Bu nokta ülkenin, hangi konularda zaaflarda bulunduğunun açık göstergesidir. Demokratik noktasındaki açılımdan yetersiz toplumun göstergeci olan fertlerin, durumu bilmeden kendini parçalaması…
Diğeri de, bu konuda zaafları bulunan kör bir yargının, okuma yazma bilmeyen bir insana nasıl muamelelerde bulunmasıdır.
Sen AK partisin iktidar, büyük düşün! diyerek bu konuya son verirken, göz önündeki ikinci konuya yöneliyorum.

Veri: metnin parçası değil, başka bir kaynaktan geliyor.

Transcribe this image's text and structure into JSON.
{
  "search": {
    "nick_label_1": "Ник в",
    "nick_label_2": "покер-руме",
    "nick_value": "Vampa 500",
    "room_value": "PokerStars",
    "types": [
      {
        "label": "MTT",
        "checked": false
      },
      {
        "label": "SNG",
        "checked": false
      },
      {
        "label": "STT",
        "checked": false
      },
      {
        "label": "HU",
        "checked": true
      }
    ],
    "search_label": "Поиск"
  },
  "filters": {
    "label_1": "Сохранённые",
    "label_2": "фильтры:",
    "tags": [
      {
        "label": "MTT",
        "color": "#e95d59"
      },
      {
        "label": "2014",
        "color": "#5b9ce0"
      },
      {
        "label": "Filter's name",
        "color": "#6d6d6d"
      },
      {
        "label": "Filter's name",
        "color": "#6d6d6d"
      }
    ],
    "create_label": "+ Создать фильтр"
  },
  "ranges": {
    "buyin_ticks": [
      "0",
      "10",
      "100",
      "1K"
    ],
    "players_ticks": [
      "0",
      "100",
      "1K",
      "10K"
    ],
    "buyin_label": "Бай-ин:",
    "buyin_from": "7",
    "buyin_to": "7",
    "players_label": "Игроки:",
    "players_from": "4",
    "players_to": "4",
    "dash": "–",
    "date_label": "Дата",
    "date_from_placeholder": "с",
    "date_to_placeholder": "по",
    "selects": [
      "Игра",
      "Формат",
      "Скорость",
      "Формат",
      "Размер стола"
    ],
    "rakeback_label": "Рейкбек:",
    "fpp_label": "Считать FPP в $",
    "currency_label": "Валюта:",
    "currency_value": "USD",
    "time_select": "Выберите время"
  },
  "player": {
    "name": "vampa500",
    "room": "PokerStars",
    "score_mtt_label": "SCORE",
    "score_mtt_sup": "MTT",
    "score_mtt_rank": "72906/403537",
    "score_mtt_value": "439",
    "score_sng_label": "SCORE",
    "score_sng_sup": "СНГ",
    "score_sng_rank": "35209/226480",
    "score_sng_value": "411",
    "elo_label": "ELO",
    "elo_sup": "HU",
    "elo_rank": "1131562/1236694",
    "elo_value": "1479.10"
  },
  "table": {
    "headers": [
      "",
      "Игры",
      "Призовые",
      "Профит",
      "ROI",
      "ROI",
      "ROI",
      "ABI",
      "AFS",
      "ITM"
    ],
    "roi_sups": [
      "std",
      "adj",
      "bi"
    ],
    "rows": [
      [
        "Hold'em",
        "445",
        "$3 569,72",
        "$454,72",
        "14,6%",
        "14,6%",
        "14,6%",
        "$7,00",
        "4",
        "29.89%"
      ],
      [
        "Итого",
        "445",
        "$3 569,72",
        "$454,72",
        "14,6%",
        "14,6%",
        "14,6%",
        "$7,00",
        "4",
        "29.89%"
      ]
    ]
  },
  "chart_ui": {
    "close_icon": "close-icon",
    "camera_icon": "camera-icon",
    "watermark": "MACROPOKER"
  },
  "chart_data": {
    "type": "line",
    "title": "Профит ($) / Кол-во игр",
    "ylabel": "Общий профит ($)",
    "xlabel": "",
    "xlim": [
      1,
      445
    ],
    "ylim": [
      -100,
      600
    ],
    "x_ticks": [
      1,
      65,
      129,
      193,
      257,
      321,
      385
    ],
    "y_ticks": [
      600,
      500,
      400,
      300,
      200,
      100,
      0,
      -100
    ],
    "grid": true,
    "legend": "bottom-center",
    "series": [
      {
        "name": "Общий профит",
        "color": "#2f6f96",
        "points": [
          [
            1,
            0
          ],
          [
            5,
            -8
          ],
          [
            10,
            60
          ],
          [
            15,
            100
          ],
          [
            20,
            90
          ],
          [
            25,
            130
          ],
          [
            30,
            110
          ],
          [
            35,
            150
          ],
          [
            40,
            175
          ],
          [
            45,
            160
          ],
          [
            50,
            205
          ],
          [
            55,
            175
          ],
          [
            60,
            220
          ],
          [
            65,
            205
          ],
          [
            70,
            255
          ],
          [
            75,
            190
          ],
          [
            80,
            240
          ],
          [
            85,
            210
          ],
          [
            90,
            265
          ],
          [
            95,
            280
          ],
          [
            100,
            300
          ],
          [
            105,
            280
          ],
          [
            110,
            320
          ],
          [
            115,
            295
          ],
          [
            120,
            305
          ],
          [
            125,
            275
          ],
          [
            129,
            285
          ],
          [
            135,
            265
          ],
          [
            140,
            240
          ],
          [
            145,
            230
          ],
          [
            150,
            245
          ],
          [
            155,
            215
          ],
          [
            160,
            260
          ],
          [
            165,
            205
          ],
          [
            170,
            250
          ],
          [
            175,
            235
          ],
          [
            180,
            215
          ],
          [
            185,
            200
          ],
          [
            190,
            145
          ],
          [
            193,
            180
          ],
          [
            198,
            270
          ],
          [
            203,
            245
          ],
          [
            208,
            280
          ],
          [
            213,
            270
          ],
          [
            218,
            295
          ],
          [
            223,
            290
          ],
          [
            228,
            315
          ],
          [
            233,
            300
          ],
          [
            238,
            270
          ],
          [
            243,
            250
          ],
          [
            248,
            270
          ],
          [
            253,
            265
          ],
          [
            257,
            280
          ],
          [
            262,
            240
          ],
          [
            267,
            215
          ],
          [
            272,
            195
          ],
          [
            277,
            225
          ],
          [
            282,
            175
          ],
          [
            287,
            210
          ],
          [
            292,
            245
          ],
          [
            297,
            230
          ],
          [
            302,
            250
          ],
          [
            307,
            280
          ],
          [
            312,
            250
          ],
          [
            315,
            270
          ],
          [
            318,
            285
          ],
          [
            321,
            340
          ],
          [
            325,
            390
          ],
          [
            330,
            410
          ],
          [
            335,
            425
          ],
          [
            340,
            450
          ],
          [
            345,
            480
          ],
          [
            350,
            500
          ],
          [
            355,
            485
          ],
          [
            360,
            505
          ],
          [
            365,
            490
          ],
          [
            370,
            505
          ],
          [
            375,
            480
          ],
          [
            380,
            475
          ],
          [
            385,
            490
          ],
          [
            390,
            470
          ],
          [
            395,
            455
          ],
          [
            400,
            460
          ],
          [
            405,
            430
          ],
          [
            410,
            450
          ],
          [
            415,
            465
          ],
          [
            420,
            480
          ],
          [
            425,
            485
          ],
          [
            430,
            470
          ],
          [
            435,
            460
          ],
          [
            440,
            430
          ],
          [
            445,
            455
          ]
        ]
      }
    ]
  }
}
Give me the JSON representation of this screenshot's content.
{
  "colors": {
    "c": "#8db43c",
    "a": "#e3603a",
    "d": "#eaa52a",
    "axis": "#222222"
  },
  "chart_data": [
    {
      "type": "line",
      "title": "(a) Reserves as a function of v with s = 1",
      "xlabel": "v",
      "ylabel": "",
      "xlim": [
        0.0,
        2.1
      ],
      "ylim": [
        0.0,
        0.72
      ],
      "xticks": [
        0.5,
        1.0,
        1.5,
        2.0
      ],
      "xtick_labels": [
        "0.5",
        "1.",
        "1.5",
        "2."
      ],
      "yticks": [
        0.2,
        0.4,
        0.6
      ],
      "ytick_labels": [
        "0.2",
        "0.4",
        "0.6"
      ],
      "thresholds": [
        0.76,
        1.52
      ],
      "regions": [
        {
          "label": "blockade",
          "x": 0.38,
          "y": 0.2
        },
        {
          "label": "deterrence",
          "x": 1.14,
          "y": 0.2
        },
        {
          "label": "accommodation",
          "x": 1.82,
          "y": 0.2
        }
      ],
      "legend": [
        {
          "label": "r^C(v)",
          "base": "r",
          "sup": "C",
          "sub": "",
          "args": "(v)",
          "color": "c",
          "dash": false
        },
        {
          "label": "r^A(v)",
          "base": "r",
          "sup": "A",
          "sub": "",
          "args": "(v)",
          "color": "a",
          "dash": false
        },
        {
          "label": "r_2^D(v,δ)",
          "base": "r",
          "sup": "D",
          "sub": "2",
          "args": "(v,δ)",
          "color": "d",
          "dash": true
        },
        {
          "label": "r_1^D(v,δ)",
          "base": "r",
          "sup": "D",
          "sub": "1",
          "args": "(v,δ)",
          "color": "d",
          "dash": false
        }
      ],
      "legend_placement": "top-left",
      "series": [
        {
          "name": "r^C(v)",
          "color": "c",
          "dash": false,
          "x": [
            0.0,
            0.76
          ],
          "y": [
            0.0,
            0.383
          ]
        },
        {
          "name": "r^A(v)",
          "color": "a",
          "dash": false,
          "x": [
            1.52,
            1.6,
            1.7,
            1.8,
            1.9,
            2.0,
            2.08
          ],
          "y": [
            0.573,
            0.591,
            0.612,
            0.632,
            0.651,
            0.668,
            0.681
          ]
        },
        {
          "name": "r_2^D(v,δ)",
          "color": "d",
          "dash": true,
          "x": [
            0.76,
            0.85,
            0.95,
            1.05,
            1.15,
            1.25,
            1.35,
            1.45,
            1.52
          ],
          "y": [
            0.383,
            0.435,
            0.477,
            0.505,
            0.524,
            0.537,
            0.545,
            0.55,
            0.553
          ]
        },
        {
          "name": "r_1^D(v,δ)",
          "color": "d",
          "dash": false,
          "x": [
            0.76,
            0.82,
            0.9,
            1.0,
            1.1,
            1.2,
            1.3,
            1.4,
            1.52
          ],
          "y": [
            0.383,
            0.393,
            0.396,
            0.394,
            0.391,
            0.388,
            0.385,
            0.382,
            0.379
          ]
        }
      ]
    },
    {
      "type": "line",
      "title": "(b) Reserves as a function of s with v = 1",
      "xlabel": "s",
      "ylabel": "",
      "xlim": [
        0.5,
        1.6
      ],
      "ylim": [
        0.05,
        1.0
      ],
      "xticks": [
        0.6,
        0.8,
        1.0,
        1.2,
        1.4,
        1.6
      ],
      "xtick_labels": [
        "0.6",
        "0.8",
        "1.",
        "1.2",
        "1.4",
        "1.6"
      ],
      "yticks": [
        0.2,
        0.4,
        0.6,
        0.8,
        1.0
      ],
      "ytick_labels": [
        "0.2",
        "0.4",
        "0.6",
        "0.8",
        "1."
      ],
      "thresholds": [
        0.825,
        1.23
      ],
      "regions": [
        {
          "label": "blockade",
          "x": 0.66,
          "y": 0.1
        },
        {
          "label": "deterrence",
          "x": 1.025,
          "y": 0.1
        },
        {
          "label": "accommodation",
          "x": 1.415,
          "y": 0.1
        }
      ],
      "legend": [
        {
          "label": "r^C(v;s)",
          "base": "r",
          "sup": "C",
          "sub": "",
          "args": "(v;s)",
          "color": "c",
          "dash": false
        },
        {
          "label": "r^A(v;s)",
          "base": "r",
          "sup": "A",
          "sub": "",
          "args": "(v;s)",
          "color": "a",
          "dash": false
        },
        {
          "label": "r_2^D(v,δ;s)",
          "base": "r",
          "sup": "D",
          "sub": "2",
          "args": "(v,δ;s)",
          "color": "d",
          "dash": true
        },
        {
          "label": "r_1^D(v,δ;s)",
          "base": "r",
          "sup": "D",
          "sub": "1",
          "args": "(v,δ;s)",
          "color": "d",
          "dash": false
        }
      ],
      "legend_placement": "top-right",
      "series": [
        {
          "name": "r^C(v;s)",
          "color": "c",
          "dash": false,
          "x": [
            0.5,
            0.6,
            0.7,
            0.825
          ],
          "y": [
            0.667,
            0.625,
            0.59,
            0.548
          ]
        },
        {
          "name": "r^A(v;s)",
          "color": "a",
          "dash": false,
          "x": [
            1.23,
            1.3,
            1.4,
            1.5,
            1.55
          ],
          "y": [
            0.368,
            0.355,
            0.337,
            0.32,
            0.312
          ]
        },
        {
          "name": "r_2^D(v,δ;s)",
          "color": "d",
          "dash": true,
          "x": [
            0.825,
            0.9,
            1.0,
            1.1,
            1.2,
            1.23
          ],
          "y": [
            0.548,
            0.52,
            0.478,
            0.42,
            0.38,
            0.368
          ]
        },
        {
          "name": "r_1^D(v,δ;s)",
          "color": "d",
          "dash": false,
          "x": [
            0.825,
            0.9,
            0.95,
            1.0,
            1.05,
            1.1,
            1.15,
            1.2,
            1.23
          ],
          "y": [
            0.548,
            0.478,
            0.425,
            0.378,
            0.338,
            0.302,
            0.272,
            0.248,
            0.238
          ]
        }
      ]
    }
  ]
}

Halka arasında ‘sadece yazıda kalmak şartıyla’ bir ilişki bulunan bir partidir CHP. Yeri geldiğinde ‘çarşaf açılım’ yaparak rozet takan, sonra rozetle beraber çarşafı da yırtan bir güruhtur. Fakat şunu belirtmeliyim ki, kim bu partinin yaptığı çarşaf açılımına kanmışsa başta kaybetmiştir. Neden mi? Peygamberimize hakaret eden bir partilinin, toplumdan o kadar tepki almasına rağmen, geldiği ilk toplantıda partililerce ayakta alkışlaması, o partililerin topyekun ne olduğunu açıkça göstermedi mi? Yani dine-dindara yakınlığını-uzaklığını siz buyurun bu partinin sonra da çarşaf açılımını da bir gözden geçirin. Halkla arasında böyle uçurum olan(I.Öymen hadisesi) partinin bir de kendi aralarında tartışmaya girmeleri meselenin ne denli bir boyuta ulaştığını gözler önüne sermektedir. Son vakayı duymuşsunuzdur. ‘Kılıçdaroğlu ve diğerleri’…
İşte böylesine partilerin gölgelerinde yaşamaya çalışan bizler, bir kere daha politikacıları sahneye davet ediyoruz. Fakat n’olur bu perdede biraz güzel oynayın. Artık oynuyor musunuz, oynatılıyor musunuz(sözde iktidar Amerika dan gelen direktifleri, CHP ise ergenekon direktifleri ile)onu pek bilmeyiz ama lütfen biraz halkın sesi olmaya davet ediyoruz sizi.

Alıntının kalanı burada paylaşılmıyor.